The Kill Society (Sandman Slim)(77)
And there it is. The voice of a true believer. Nothing matters but him and his obsession. The people that followed him for how long through the desert don’t mean anything more to him than the slaves he captured in the towns he burned along the way. I met freaks like this everywhere. Everyone has. Not just in Hell and not just in wars. They’re people you pass on the street. A preacher, a grocery-store manager, a parent. Anyone with a vision and enough of a vicious streak to make it come true no matter what they have to destroy or who they have to chew up and spit out along the way. Even Mr. Muninn was like that in the old days. There were older gods than him, but he tricked them out of this universe and then locked them out forever. That was the plan, but they found their way back and almost destroyed Creation. And sometimes that’s the only small satisfaction you can hope for with someone like the Magistrate. Sometimes there’s something they missed, or something they thought was dead, or someone they were sure was on their side, but they were wrong. That one small mistake can bring them down, but not until they’ve burned and ruined everything around them. I wonder if Vehuel understands that about him? He’ll kill her angels, too, if he doesn’t get what he wants. I touch my coat and feel Samael’s amber knife where I left it. I won’t use it on him if I don’t have to, but if I do have to, I’m going to enjoy every second of it.
Daja says, “You can’t mean that about everybody. What about Wanuri and Doris? What about Gisco?”
“The Almighty will look after them.”
“What about me?”
He pulls her close and says, “You are different, Dajaskinos. You will always be with me.”
I want to tell her, Until you’re inconvenient or ask the wrong question so that the messiah questions your faith. Then we’ll see how different you are from the rabble he’s throwing on the fire.
I shake my head and look at Alice. She sees exactly what I see, but she stays quiet and for the same reason as me. The Light Killer is too important.
“I don’t understand what’s happening,” says Daja.
“You will,” says the Magistrate. “Soon. But for now, we must make this last, short journey to the sword. Once we have it, our real work begins.”
“All right, Father.”
“Good girl.”
He keeps an arm around her as Vehuel leads us to Henoch Breach. It’s almost painful to watch Daja so manipulated, and it’s all I can do to not plunge Death’s knife between the Magistrate’s wing scars.
Instead I just grit my teeth and keep walking.
It’s not long before we come to a deserted town. It’s old, as old as anything I’ve seen Downtown. No one has lived here in a long time. In places, the buildings are so overgrown with the skeleton trees and tough weeds that they look like something that sprouted from the dead soil. The style of the buildings looks Hellion, but not quite. Simpler. Less ornate than the elaborate Hellion designs on the buildings and vehicles in Pandemonium.

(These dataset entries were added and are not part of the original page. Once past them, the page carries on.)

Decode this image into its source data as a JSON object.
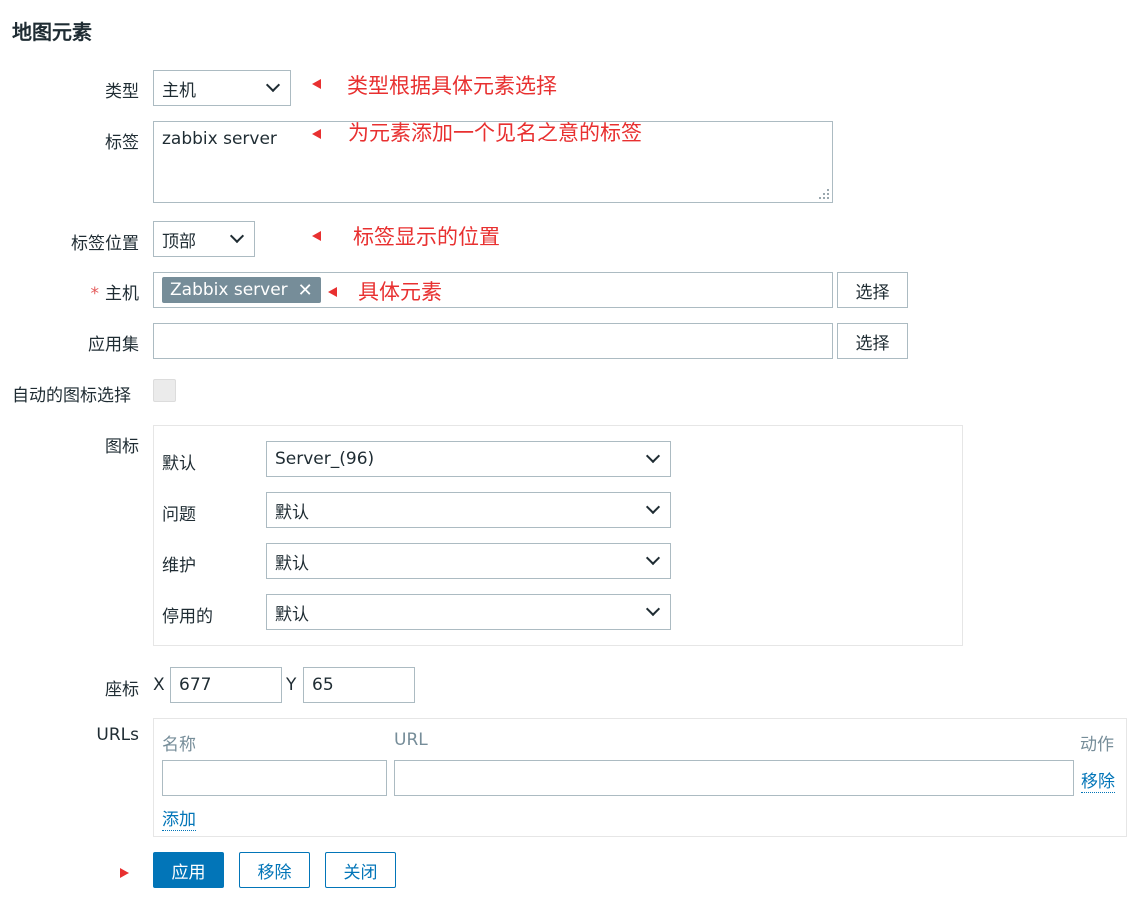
{
  "page_title": "地图元素",
  "fields": {
    "type": {
      "label": "类型",
      "value": "主机",
      "annotation": "类型根据具体元素选择"
    },
    "label": {
      "label": "标签",
      "value": "zabbix server",
      "annotation": "为元素添加一个见名之意的标签"
    },
    "label_location": {
      "label": "标签位置",
      "value": "顶部",
      "annotation": "标签显示的位置"
    },
    "host": {
      "label": "主机",
      "required_mark": "*",
      "tag": "Zabbix server",
      "tag_remove": "✕",
      "annotation": "具体元素",
      "select_label": "选择"
    },
    "application": {
      "label": "应用集",
      "value": "",
      "select_label": "选择"
    },
    "auto_icon": {
      "label": "自动的图标选择",
      "checked": false
    }
  },
  "icons": {
    "label": "图标",
    "rows": [
      {
        "label": "默认",
        "value": "Server_(96)"
      },
      {
        "label": "问题",
        "value": "默认"
      },
      {
        "label": "维护",
        "value": "默认"
      },
      {
        "label": "停用的",
        "value": "默认"
      }
    ]
  },
  "coordinates": {
    "label": "座标",
    "x_label": "X",
    "x_value": "677",
    "y_label": "Y",
    "y_value": "65"
  },
  "urls": {
    "label": "URLs",
    "col_name": "名称",
    "col_url": "URL",
    "col_action": "动作",
    "row": {
      "name": "",
      "url": "",
      "remove": "移除"
    },
    "add": "添加"
  },
  "buttons": {
    "apply": "应用",
    "remove": "移除",
    "close": "关闭"
  },
  "colors": {
    "primary": "#0275b8",
    "annotation": "#e83030",
    "tag_bg": "#768d99",
    "required": "#e45959"
  }
}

I don’t notice that Vehuel has fallen back to walk with me until she says something.
“You’re staring.”
“It’s a ghost town. Why shouldn’t I look? Besides, maybe there’s something valuable in the houses. Maybe something to eat. Or smoke. I’m almost out of cigarettes.”

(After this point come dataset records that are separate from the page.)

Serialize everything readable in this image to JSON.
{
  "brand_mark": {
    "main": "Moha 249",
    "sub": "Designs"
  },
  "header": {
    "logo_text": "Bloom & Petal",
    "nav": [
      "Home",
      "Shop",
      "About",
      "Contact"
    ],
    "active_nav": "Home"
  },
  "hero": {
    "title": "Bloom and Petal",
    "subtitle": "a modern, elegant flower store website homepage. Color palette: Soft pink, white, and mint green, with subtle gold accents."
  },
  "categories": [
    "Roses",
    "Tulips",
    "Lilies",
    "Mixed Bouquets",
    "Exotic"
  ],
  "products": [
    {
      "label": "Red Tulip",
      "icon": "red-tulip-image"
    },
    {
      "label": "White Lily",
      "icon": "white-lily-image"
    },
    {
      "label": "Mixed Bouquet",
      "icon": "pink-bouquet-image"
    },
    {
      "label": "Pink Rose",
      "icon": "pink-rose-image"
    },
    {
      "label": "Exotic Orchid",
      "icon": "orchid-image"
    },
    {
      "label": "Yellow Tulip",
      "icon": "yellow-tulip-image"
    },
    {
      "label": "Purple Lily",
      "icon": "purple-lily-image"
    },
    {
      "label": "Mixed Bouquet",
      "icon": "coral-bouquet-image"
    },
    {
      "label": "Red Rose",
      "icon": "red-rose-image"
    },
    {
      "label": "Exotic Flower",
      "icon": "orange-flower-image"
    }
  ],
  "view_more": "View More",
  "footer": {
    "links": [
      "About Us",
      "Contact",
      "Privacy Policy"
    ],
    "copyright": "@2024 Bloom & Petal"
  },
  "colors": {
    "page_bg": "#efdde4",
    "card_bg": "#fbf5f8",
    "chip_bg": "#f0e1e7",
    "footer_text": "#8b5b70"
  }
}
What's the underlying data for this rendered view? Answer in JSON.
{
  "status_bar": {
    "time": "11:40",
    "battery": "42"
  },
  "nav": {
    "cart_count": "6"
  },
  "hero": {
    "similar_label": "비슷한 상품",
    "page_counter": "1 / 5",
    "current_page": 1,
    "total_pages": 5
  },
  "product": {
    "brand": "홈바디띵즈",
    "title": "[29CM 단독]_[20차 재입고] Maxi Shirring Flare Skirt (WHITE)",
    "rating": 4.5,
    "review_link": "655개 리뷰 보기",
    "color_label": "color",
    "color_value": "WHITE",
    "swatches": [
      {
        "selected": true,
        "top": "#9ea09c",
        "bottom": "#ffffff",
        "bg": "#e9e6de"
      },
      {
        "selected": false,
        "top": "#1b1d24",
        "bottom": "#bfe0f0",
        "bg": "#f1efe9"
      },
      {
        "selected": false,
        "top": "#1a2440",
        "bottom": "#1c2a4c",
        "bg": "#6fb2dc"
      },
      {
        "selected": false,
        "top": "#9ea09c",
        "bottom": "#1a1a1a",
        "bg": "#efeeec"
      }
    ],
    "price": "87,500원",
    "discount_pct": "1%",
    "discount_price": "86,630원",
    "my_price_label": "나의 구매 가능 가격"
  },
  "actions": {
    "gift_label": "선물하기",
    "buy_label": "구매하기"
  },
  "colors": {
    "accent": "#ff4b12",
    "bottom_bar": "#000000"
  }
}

“You won’t find any Maledictions in these buildings.”
“Yeah? Why not?”
“I’ve read about this place,” says Traven from a few feet away. “Maledictions didn’t exist when Henoch was built. They didn’t exist until centuries later in Pandemonium.”
Traven is limping, but he keeps pace with us.
“You sound like a tourist brochure, Father. Is there a souvenir shop? I might need a snow globe.”
Vehuel smiles when she looks at me, not taking anything I’m saying personally. It bugs me. What does she know?
“None of this looks familiar?” says Vehuel. “Maybe you saw it in a dream?”
“Some of it, I guess. But all old, dead towns are the same, don’t you think?”
“I wouldn’t know. There are no ghost towns in Heaven.”
“I get it now. It’s a real-estate scam. You take us to the middle of nowhere and we can’t go back until we sit through a time-share sales pitch.”
The angels all laugh, all except for Alice and Traven. They look worried, but not because I refuse to kiss the boss angel’s ass.
“What do you know about the first war in Heaven?” Vehuel says.
“Lucifer rebelled. God threw him out. End of story.”
“When you say Lucifer, of course you mean Samael.”
“Of course. Who else?”
“I’m talking about the first war in Heaven. The one led by Maleephas. Samael’s petulant conflict was the second.”
Maleephas.
There it is again. That annoying feeling that I’ve been here and heard that name before.
“It’s frustrating, isn’t it? To be so close to remembering, but unable to make the connections?”
“Please, Vehuel. Just tell him,” says Alice.
“Tell me what?”
Vehuel says, “You’ve been here before.”
“No. I haven’t.”
“You were here and you killed an old man. The angel Maleephas. The first Lucifer.”